Settimana Santa, il programma a Siena e l’appello alla pace di Don Flavio Frignani

Triduo presieduto dal Cardinale in Duomo, Messa Crismale anticipata per favorire la partecipazione dei fedeli: il direttore dell’Ufficio Liturgico richiama all’unità con i cristiani perseguitati e alla preghiera per la pace

Di Redazione | 31 Marzo 2026 alle 16:30

“Siamo entrati nella grande settimana, la Settimana Santa, che conduce al Triduo della passione, morte e risurrezione del Signore.” Don Flavio Frignani, direttore dell’Ufficio Liturgico diocesano, intervenuto in diretta stamani a “Buongiorno Siena“, guida al cuore dell’anno cristiano e alla trama delle celebrazioni che, tra parrocchie e Cattedrale, scandiranno i prossimi giorni. Al centro il richiamo a vivere questi riti con lo sguardo aperto sul mondo ferito dalle guerre.

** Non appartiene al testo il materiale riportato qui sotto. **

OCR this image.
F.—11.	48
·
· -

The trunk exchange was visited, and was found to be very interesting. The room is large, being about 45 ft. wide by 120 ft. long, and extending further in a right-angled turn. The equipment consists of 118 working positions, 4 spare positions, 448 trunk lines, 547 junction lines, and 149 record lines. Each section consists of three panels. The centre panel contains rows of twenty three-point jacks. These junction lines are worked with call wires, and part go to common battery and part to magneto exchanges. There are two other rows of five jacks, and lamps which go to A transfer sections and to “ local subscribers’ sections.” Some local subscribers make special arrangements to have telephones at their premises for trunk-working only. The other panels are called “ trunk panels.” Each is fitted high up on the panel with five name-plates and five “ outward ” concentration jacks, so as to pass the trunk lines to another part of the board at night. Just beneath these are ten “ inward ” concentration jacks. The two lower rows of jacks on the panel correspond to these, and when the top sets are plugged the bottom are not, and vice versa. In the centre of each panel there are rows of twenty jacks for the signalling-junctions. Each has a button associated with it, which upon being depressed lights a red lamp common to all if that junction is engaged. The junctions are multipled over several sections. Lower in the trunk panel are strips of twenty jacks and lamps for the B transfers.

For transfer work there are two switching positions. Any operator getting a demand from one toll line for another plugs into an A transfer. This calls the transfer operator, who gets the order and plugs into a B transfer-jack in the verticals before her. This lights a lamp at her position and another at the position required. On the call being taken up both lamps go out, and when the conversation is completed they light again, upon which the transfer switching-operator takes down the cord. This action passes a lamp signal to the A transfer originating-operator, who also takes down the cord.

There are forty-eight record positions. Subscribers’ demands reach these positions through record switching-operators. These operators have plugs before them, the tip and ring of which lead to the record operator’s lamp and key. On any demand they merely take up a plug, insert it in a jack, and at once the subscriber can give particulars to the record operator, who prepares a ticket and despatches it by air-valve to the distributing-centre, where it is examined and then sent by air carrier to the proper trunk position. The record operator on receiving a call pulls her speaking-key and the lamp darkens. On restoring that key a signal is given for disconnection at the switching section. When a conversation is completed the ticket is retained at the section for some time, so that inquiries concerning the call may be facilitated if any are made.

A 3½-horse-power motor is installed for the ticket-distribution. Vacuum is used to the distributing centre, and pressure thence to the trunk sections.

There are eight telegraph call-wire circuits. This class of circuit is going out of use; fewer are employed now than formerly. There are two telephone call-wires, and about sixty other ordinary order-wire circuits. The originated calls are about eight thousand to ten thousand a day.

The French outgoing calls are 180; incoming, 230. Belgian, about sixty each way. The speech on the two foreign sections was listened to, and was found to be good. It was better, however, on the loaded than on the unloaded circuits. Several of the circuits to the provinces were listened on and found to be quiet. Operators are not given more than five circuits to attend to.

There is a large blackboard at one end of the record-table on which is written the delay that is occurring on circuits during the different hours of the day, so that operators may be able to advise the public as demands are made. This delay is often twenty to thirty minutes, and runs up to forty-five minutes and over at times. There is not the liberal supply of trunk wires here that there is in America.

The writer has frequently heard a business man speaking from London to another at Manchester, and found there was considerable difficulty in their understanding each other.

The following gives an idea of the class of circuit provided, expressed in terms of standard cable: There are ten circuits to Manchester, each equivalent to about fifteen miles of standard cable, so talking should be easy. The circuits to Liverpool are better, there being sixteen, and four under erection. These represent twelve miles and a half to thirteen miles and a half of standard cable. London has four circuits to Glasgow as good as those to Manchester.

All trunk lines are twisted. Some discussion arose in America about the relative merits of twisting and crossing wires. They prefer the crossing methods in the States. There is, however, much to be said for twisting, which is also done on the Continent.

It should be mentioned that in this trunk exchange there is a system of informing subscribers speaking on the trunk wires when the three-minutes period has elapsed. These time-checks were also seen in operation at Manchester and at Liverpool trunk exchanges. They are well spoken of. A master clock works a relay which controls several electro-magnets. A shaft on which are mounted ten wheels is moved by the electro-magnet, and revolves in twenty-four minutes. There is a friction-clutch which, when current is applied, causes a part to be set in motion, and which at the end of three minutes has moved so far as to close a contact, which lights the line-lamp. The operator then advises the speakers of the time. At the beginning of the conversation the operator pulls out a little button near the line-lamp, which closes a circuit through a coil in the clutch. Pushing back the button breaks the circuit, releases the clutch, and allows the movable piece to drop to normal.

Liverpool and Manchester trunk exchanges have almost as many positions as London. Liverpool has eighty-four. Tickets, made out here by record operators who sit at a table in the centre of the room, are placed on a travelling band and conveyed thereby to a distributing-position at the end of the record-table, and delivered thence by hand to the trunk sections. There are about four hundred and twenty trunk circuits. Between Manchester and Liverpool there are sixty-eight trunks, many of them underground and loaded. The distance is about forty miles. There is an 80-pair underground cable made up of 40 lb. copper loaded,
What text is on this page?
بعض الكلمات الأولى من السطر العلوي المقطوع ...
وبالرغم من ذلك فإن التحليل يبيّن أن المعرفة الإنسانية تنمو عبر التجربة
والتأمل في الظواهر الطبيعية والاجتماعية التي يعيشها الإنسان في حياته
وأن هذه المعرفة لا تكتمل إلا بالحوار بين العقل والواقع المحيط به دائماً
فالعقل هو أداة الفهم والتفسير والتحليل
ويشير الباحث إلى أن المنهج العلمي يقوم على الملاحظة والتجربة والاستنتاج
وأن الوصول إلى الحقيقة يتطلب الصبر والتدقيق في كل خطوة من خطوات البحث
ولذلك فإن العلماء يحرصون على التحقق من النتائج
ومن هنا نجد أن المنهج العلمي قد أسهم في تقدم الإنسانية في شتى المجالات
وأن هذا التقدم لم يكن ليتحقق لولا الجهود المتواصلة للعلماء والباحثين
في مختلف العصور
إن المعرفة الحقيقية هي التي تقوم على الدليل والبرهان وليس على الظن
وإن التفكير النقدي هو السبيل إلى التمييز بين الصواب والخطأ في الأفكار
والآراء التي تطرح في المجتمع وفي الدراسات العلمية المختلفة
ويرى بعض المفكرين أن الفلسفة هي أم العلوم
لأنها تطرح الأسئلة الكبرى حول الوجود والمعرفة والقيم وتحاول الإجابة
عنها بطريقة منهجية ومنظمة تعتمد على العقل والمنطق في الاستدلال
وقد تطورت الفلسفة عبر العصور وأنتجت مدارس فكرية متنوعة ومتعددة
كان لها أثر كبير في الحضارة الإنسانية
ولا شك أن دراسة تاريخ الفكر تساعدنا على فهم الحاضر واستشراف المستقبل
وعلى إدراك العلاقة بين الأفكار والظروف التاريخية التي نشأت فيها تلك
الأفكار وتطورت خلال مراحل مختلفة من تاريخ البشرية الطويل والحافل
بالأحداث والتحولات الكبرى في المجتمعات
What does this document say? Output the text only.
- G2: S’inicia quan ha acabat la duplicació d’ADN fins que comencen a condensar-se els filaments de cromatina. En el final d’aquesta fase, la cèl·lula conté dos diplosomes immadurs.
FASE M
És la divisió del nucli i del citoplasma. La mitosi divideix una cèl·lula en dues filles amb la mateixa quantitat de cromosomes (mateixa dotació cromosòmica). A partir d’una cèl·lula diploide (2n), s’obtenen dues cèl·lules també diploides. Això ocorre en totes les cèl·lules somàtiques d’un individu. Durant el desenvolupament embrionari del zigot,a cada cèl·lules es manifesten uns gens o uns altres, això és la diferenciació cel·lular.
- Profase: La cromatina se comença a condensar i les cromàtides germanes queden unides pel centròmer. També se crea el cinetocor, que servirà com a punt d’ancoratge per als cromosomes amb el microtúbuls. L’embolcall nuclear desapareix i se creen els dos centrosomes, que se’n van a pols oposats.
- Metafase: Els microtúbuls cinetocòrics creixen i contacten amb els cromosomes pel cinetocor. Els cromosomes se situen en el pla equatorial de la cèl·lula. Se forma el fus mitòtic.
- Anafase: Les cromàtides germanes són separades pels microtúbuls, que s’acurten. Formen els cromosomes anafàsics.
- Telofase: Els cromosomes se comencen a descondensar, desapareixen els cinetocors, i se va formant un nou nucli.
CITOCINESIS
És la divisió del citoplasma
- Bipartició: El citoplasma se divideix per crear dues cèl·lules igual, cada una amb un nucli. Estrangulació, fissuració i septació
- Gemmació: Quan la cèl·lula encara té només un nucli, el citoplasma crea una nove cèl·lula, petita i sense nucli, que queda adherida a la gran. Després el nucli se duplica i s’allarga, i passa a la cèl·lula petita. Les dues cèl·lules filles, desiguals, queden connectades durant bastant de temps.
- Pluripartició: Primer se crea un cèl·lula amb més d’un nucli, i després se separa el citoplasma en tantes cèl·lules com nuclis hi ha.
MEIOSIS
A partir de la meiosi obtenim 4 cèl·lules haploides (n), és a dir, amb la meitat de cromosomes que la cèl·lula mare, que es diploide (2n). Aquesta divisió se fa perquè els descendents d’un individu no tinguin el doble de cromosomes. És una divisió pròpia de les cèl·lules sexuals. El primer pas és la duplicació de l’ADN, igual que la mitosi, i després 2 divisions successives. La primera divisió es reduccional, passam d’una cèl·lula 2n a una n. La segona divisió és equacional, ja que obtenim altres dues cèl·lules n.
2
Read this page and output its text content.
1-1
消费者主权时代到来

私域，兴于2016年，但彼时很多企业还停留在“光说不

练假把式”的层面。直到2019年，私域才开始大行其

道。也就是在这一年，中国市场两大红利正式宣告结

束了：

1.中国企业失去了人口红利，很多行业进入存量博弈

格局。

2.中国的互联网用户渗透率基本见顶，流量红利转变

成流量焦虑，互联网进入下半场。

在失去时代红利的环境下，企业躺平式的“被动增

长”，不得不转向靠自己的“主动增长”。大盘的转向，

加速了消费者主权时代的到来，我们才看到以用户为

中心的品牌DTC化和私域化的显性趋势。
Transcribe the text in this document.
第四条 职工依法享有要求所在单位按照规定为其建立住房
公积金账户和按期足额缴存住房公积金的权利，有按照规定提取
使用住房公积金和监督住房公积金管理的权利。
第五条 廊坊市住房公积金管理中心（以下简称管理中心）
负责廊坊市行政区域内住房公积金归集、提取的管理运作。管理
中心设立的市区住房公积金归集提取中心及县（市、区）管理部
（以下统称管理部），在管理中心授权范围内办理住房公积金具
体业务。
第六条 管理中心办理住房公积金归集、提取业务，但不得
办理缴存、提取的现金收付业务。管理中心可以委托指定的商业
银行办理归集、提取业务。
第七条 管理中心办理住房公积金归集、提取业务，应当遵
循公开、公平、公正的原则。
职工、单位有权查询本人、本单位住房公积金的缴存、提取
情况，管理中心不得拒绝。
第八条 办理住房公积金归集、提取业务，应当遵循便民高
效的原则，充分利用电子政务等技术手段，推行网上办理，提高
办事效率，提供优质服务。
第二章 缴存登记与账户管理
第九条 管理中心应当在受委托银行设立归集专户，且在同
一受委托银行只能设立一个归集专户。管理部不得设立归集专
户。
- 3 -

Messa Crismale, perché si anticipa

La Messa Crismale, per tradizione prevista al giovedì mattina, viene anticipata per permettere la partecipazione del popolo di Dio. Nella diocesi “sorella” di Montepulciano–Chiusi–Pienza è celebrata il martedì pomeriggio; a Siena il mercoledì pomeriggio, così da non ridurla a un appuntamento per soli sacerdoti e consentire ai fedeli di esserci.

“È una celebrazione molto particolare: anticiparla al mercoledì pomeriggio permette ai laici di partecipare. Durante la Messa Crismale tutti i presbiteri rinnoveranno le promesse sacerdotali, confermando il loro impegno a servizio della Chiesa e dei fratelli.”

Il Triduo in Cattedrale: orari e momenti chiave

Il Cardinale Augusto Paolo Lojudice presiederà i riti in Duomo a Siena:

Giovedì, ore 18: Messa in Cena Domini con il ricordo dell’istituzione dell’Eucaristia e il rito della lavanda dei piedi.

Venerdì Santo, ore 18: Celebrazione della Passione del Signore e adorazione della Croce.

Sabato, ore 23: Solenne Veglia della Risurrezione, con inizio sul sagrato del Duomo, benedizione del fuoco e del cero, rito lucernale e Santa Messa con l’annuncio pasquale.

Guerre, restrizioni, persecuzioni: la Pasqua nel mondo reale

Il contesto internazionale entra nelle navate. Don Frignani invita a non dimenticare quanti, in molte aree del pianeta, vivono la fede a rischio della vita o sotto pesanti limitazioni.

“In tante parti del mondo la Chiesa è ancora perseguitata. Noi possiamo celebrare serenamente i riti pasquali; altrove ai cristiani, e in modo particolare ai cattolici, questo è precluso o possibile solo a rischio concreto.”

Lo sguardo va anche alla Terra Santa, dove “i riti della Settimana Santa saranno senza concorso di popolo all’interno del Santo Sepolcro”, mentre nelle comunità della diocesi le celebrazioni si svolgeranno regolarmente.

La voce della pace

Nelle parole di Frignani, il costante appello della Chiesa a pregare e digiunare per la pace. Il Papa, fin dall’inizio del suo ministero, non cessa di chiederla come via concreta di convivenza, rispetto e fraternità tra i popoli.

“È l’unico che parla di pace concretamente, di convivenza tra i popoli, di rispetto, di fraternità. E ci richiama a pregare per la pace, a chiedere al Signore il dono della pace.”

Un invito che risuona anche nell’attualità: dai richiami a non cedere alla “tentazione di dubitare della pace” fino agli sforzi per garantire i riti pasquali a Gerusalemme.

Il senso ultimo

Non solo calendario, dunque. La Settimana Santa chiama a una partecipazione piena e consapevole, uniti ai fratelli che soffrono.

“Questi sono giorni belli da vivere in pienezza, sapendo le difficoltà di tanti nostri fratelli nel mondo. La Pasqua è annuncio di risurrezione e di pace: chiediamola e custodiamola”.